Get rid of minimum wage entirely and replace it with UBI and universal healthcare - now you can at least survive without having an income. If you want more than just the bare necessities of food, shelter, and healthcare, you can get a job to earn more money. But, because you're not forced to work to survive, you can be much more selective about the job you take. Businesses will be forced to offer better pay, better working conditions, more flexibility, etc. because now nobody is forced into working a shit job just to make ends meet.
I've been thinking a lot recently about limits on property ownership, like how they would work and what the side effects would be. I feel like there needs to be something to prevent a necessary resource like housing from becoming monopolized. Something like antitrust law for property ownership.
Sure, maybe that would help, too. But like any system built by humans you're going to need consistent, rigorous, investments in education or in a few generations you'll have idiots tearing down chesterton's fence. "I don't see why monopolies are so bad" -> "oh no why is everything so expensive and dangerous??"
So, a bit of an André Gorz question here: If we try to further the economy via working towards consumption, or buying what we want outside of basic needs being met, social inequality will still be a problem. Think, for instance, of someone who might be disabled and can’t find the extra employment to afford a car or something on one end, and me being jealous of my neighbor’s PS5 on the other. We’d be effectively driven to compete yet again for the jobs that we thought we could escape, progressing consumer culture as the end goal. Do you think a different goal is possible?
That's hard to answer. I'm not sure if humans would be able to create a stable society that didn't rely on consumerism. We're wired to try to maximize our resources, and this doesn't seem to stop even when basic needs have been comfortably met. I can't say I'm at all knowledgeable about this though. I'll have to think more on it.
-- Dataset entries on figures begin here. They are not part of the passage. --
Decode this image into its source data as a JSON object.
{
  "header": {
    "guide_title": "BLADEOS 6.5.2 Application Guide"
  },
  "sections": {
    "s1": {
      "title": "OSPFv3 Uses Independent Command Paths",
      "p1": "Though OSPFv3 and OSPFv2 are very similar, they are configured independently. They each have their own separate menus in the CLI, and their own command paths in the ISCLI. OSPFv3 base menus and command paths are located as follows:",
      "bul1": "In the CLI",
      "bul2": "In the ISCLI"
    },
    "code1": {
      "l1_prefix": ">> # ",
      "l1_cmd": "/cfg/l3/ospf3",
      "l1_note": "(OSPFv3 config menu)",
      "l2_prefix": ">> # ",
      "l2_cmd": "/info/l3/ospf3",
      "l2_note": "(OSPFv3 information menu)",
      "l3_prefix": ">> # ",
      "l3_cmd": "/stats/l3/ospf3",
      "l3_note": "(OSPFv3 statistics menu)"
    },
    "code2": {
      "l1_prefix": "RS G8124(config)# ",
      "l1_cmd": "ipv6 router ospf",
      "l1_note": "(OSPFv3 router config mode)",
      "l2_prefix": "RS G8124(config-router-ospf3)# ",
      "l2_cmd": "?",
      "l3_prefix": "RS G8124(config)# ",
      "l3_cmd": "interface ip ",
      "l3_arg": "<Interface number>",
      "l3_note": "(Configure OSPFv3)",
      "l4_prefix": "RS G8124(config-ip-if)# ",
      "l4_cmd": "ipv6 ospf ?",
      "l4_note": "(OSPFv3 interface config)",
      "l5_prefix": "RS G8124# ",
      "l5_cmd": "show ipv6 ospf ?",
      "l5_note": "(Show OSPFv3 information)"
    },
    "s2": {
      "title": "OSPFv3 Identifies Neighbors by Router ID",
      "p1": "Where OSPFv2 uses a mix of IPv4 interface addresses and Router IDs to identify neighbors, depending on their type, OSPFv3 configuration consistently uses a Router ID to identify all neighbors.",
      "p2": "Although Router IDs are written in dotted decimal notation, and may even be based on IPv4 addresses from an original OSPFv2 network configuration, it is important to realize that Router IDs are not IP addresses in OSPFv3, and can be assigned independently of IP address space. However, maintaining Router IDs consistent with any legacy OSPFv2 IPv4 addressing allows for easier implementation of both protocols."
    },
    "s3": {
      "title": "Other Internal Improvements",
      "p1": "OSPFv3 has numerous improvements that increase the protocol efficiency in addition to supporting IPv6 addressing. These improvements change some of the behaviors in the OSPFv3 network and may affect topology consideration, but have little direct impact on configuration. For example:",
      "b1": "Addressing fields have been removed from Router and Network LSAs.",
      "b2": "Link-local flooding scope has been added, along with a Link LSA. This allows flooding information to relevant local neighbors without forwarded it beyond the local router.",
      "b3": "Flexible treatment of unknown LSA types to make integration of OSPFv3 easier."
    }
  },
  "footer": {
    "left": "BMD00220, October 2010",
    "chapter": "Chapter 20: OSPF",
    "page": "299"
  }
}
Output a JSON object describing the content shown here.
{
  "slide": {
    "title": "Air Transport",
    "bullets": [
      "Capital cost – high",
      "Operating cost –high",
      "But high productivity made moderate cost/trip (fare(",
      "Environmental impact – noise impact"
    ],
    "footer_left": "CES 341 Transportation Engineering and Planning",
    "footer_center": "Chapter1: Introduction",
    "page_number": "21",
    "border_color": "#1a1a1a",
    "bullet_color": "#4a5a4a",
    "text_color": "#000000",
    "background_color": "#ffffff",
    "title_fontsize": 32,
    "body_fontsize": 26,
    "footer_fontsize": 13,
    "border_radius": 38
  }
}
Okay, that's pretty funny. In all seriousness, I don't have a complete solution. First step is to end corporate ownership of single-family homes. I'd also like to see a property tax rate that increases geometrically based on total area of land a person owns as well as the value of the land. Nobody, no matter how productive, should be able to own 8000 square kilometers under any circumstances, but especially when we have unhoused people working 40 hours per week.